Kamu benar. Hal-hal romantis sama sekali tidak mencerminkan aku. Tapi aku tidak bercanda. Bagiku, keindahan adalah helaian cokelat susu berhiaskan kuntum merah muda. Keindahan adalah bola mata hijau dengan berbagai variasi sorot yang pernah kamu tujukan padaku; lembut, marah, teguh juga rapuh. Keindahan adalah caramu tersenyum.

Dan di sinilah aku dan kamu, duduk berhadapan di dalam kafe kecil tempat kita sering bercengkrama melepas penat jika ada cukup waktu luang. Kafe kecil yang sebentar lagi akan kehilangan satu dari dua pengunjung setianya karena malam ini adalah malam terakhirmu melajang.

"Roderich itu lelaki yang baik, Gil," ujarmu sambil mengaduk kopi susu di dalam cangkir dengan senyum cerah menghias bibir, "aku bersyukur takdir mempertemukanku dengannya."

"Heh, apa sih hebatnya si mata empat itu?" Kujaga ekspresiku agar tetap jenaka, berusaha menahan intonasi suara yang berontak ingin meninggi. "Jelas-jelas aku lebih hebat. Kenapa kamu tidak memilihku?"
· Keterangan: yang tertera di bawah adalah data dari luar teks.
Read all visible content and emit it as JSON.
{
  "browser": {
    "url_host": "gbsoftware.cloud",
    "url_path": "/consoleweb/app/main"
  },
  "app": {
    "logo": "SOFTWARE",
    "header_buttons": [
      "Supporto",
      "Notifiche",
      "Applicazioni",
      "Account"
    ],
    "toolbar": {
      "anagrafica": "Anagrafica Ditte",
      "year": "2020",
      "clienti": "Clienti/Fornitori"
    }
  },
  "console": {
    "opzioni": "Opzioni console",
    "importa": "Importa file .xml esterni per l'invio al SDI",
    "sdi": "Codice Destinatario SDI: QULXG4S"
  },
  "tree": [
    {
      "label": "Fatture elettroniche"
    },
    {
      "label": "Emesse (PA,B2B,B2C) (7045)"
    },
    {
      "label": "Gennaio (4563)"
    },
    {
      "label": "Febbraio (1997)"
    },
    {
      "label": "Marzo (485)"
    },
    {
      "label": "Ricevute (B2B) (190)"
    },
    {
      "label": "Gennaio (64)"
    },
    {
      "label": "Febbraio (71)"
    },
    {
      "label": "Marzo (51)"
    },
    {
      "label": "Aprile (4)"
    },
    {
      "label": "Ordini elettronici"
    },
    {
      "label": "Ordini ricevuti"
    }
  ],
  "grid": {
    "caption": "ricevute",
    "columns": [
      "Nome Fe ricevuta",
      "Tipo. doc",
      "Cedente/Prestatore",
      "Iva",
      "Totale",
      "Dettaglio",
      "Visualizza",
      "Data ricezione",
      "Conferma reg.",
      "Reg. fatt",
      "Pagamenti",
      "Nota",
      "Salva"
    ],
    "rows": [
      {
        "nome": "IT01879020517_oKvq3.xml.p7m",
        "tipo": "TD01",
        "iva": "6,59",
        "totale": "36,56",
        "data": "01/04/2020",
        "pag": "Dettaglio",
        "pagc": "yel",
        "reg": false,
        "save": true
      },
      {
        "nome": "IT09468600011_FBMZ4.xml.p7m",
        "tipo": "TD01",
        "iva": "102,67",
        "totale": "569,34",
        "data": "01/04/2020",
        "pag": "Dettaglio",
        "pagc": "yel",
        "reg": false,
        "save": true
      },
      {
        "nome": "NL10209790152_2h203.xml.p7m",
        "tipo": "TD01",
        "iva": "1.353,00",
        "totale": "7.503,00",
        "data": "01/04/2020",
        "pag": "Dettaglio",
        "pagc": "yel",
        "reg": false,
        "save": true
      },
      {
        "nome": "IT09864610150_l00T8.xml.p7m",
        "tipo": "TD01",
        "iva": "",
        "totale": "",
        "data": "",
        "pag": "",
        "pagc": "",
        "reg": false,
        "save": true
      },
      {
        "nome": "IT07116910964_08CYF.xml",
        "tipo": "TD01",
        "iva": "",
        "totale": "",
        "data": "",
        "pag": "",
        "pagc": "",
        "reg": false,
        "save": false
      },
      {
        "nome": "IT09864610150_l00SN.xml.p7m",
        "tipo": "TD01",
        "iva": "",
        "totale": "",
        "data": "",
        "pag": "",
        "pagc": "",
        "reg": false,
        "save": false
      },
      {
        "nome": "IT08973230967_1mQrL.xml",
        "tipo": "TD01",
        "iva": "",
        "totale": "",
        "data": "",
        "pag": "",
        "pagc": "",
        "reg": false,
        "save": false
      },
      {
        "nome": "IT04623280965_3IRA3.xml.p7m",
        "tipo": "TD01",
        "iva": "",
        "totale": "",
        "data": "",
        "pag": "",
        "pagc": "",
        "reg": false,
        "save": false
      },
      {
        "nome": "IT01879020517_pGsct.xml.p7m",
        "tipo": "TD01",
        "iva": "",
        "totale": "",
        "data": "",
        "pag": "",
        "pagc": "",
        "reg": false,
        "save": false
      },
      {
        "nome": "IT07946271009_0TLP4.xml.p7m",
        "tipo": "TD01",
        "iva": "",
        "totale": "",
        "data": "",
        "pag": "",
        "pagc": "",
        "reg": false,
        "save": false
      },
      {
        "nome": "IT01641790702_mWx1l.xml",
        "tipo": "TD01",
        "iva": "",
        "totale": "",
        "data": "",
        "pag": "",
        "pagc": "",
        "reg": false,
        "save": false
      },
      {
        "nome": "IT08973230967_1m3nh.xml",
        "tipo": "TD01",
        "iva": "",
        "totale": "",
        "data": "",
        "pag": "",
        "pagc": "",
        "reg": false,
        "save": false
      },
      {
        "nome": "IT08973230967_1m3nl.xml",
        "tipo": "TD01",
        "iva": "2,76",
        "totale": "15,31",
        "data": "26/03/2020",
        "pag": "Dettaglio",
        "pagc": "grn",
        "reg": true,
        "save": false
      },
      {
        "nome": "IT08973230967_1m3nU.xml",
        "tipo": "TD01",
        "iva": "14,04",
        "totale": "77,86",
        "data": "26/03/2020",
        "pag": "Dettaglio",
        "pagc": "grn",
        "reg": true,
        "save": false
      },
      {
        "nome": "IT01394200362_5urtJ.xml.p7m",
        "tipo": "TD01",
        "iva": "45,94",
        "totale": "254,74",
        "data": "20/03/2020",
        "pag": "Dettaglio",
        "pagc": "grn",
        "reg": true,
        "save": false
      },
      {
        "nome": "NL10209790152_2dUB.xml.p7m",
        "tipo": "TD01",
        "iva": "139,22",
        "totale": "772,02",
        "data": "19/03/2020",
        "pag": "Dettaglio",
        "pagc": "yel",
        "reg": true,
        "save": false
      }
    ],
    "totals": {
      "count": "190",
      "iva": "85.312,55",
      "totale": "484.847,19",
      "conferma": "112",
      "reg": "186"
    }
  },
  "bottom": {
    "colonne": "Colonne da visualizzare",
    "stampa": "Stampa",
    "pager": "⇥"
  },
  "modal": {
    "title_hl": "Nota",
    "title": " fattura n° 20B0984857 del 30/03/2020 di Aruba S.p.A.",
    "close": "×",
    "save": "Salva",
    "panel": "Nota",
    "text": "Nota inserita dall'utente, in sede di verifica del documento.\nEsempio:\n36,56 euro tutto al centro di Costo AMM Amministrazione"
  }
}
Kamu tertawa, lagi-lagi menganggapku bercanda. Mungkin label 'sahabat' sudah melekat terlampau erat dalam diriku hingga kamu sama sekali tidak menangkap adanya cinta.

"Meskipun menyebalkan dan kelewat narsis, kamu adalah sahabat terbaikku." Katamu sambil tersenyum jahil, tetapi maksudmu tulus. Rasa kecewa bercampur bangga mendadak meledak di dalam perutku. "Hubungan kita sudah sempurna seperti ini, aku tak mau merusaknya."

Kurasa kamu benar. Persahabatan mungkin takdir yang paling baik untuk kita berdua, walaupun hatiku patah dan ingin rasanya aku berteriak, memeluk dan merebutmu lalu menghajar pria yang akan resmi jadi suamimu kurang dari dua puluh empat jam lagi.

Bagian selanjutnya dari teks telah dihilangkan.